孙 元,邵红涛,薛春梅,王贵强
(1.黑龙江大学 农业资源与环境学院,哈尔滨 150080;2.佳木斯大学 生命科学学院,黑龙江 佳木斯 154007)
近年来,由于化石燃料和农牧业含氮化肥的广泛使用,全球大气氮沉降量明显增加。作为营养源和酸源,大气氮沉降数量的急剧增加将严重影响到陆地和水生生态系统的生产力和稳定性[1-2]。这些氮以干(湿)沉降的形式返回到地球表面,作为营养源和酸源介入到陆地和水生生态系统,对生态系统的结构及功能产生深远影响,从而改变了氮素的自然循环[2-3]。大气氮沉降的大幅增加,导致陆地和水体生态系统土壤或水体的富营养化、酸化等方面危害,严重威胁着水体和陆地生态系统的健康发展,甚至危害到人类健康[3-4]。在我国,某些地区已达到饱和甚至超过了生态系统所能承受的临界值。除了自然来源之外,大气中的氮化合物还可来源于工业、化石燃料的燃烧、农田施肥等方面[3-5]。

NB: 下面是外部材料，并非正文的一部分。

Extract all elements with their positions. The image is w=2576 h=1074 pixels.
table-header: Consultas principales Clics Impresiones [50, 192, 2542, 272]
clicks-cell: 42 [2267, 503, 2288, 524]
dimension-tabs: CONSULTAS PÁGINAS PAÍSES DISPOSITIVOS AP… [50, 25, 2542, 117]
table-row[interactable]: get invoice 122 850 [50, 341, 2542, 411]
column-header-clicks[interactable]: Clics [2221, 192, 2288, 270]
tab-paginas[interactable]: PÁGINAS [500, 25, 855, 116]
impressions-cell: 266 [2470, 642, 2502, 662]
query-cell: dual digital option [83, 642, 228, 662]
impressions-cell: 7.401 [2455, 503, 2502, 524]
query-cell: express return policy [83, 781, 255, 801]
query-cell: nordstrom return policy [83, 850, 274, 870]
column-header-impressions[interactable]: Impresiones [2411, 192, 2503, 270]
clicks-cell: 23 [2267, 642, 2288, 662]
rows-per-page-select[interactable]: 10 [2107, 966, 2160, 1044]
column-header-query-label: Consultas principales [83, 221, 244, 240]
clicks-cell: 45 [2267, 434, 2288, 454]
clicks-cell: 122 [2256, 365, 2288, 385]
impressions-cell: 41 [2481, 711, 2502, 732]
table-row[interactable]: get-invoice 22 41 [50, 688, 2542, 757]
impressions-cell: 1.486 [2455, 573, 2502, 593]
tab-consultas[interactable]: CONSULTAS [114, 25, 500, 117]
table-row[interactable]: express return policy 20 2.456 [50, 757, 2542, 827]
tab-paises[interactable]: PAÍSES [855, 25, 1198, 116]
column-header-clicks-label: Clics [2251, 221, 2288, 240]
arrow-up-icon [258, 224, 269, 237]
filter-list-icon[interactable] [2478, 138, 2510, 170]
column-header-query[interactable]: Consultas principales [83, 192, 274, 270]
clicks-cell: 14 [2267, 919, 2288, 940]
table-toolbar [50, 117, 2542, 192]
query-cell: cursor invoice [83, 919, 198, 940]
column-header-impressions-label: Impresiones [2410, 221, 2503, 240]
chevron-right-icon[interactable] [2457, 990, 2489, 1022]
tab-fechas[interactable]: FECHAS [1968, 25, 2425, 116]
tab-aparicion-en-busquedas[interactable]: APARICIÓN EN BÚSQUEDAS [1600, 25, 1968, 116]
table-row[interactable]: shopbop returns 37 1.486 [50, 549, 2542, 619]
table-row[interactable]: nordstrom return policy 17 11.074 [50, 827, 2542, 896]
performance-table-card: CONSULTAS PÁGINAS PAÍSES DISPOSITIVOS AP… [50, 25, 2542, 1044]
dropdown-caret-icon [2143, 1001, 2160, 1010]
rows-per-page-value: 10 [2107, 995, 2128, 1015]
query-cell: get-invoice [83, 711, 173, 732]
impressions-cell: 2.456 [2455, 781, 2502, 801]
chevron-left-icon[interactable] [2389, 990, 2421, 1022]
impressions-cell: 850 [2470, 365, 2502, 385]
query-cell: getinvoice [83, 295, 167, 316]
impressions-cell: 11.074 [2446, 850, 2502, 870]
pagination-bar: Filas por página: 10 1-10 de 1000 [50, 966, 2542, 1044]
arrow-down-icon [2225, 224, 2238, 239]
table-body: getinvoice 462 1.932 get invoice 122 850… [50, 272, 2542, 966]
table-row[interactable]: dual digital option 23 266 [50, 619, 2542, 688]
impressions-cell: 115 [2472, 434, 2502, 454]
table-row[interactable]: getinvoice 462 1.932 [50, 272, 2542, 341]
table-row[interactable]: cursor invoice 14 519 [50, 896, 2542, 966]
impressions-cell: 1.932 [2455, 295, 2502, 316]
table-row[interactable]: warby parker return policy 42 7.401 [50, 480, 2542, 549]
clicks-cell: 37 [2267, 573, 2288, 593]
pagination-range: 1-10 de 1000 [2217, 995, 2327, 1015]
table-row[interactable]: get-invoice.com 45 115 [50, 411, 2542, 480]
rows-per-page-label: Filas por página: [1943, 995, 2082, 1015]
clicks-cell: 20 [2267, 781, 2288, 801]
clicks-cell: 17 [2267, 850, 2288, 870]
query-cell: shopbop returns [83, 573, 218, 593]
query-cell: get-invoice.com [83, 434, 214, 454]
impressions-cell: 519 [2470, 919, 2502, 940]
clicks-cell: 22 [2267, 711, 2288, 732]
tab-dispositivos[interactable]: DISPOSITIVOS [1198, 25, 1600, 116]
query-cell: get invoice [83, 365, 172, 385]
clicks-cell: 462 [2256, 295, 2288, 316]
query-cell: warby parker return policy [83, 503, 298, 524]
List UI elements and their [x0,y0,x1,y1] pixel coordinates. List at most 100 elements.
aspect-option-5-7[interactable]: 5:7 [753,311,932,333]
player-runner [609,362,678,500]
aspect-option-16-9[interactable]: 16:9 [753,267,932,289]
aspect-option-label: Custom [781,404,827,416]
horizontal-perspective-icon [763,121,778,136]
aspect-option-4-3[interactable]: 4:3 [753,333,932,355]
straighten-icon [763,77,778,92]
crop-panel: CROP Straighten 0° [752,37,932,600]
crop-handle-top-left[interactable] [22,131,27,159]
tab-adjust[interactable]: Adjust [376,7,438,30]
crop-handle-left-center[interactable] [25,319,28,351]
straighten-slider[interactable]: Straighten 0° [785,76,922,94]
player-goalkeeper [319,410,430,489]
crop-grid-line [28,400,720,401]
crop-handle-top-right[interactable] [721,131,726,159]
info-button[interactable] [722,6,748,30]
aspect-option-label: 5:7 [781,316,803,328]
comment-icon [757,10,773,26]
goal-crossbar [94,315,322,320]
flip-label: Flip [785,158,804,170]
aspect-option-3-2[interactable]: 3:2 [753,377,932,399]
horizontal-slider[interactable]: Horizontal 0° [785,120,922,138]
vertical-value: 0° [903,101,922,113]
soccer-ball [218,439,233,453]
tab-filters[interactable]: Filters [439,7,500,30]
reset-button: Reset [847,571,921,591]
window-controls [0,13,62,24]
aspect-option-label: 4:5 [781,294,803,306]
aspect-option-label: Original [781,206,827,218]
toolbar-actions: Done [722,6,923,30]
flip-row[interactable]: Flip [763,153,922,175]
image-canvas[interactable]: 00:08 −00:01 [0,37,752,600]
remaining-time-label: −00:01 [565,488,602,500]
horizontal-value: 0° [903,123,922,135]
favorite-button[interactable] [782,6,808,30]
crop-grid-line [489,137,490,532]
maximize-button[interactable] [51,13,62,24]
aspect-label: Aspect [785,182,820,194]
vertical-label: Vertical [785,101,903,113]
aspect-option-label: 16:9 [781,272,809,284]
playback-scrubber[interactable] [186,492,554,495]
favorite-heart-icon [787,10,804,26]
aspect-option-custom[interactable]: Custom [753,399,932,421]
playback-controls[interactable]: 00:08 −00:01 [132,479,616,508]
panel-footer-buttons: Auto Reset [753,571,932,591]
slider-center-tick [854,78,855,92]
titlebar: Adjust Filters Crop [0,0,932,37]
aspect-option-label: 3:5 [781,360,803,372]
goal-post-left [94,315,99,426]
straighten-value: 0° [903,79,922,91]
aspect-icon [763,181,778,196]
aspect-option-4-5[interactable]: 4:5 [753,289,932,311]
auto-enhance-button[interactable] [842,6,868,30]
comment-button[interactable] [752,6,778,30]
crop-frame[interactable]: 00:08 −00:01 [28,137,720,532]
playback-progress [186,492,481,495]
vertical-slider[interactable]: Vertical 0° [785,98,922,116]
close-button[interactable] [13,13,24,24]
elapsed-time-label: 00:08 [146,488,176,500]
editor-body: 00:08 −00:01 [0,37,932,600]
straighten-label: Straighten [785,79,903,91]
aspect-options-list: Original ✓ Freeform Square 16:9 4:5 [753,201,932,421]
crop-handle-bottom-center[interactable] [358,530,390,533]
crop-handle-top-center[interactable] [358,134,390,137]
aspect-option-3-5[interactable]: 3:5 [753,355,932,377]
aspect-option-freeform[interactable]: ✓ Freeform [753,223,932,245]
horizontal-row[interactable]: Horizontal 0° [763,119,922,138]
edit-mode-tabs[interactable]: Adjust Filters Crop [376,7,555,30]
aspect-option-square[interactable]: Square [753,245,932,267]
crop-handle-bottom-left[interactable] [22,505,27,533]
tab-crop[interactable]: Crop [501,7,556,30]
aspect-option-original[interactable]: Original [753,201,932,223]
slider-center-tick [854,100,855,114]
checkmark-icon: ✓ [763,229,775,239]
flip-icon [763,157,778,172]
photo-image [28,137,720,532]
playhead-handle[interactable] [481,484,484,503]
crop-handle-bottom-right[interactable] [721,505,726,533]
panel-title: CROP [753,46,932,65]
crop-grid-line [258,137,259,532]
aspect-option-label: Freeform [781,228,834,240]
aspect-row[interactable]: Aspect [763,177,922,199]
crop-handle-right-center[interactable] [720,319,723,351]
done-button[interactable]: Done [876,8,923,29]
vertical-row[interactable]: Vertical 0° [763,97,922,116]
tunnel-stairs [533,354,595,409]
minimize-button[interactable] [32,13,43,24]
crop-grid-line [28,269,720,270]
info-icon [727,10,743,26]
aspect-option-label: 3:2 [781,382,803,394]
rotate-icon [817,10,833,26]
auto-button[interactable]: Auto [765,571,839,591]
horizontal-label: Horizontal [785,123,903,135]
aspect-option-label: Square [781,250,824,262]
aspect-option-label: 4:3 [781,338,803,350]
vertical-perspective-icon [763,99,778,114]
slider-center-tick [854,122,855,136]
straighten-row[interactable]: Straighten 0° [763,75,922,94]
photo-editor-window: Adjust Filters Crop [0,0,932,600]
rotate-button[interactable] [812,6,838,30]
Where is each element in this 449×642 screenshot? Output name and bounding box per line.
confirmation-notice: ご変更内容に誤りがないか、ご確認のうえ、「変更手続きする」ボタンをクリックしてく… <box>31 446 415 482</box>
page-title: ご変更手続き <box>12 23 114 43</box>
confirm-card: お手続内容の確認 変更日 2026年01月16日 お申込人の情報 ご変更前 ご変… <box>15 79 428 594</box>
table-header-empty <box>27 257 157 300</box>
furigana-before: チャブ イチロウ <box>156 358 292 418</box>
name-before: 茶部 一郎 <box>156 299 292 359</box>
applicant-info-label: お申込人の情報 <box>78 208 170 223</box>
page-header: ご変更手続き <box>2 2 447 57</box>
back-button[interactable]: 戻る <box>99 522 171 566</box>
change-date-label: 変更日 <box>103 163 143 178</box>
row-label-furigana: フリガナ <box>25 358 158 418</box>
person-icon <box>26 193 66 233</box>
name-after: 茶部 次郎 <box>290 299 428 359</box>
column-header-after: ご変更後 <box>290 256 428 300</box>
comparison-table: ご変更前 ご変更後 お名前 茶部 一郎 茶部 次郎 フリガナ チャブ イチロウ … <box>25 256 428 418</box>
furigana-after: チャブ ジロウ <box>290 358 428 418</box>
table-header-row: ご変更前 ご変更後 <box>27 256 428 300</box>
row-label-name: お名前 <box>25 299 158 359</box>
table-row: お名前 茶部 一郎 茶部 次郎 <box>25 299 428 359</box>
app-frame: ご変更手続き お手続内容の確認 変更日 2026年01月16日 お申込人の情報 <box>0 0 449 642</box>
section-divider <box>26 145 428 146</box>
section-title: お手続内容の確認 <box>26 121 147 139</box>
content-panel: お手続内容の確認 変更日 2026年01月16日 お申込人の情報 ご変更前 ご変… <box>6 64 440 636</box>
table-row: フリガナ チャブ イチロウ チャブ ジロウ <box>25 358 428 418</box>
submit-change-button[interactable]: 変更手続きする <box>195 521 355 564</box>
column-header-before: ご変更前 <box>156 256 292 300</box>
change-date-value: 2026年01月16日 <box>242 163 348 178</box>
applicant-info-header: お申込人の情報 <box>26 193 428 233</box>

大气氮沉降与农田生态系统有着极其密切而复杂的关系。随着氮肥施用的增加,氮素气态损失也增加,大气氮的沉降量也随之明显增加,大气氮沉降已成为补偿农田生态系统氮素损失的主要途径之一[6]。森林是陆地生态系统中最重要的组成部分,也是大面积氮沉降的直接承受者。在全球农田、森林和草场三大陆地生态系统中,森林占有特殊地位,是世界生物多样性的分布中心。由此,过量的氮沉降会对森林生态系统产生负效应[5]。氮沉降已成为在全球尺度上继土地利用和全球气候变化之后的第三大生物多样性丧失的驱动因子[7-8]。因此,联合国环境规划署生物多样性委员会把氮沉降列为评估生物多样性变化的一个重要指标[8],《环境污染》(Environmental Pollution)杂志曾于2011年设立专刊讨论氮沉降与生物多样性的关系。人为活动导致的氮沉降增加会降低生物多样性,改变植物群落的结构,进而改变生态系统的功能。氮沉降对森林生物多样性可产生多方面的影响:氮沉降可影响乔木层植物、林下层植物和隐花植物多样性,影响土壤细菌和真菌多样性,影响森林地下土壤动物多样性[9]。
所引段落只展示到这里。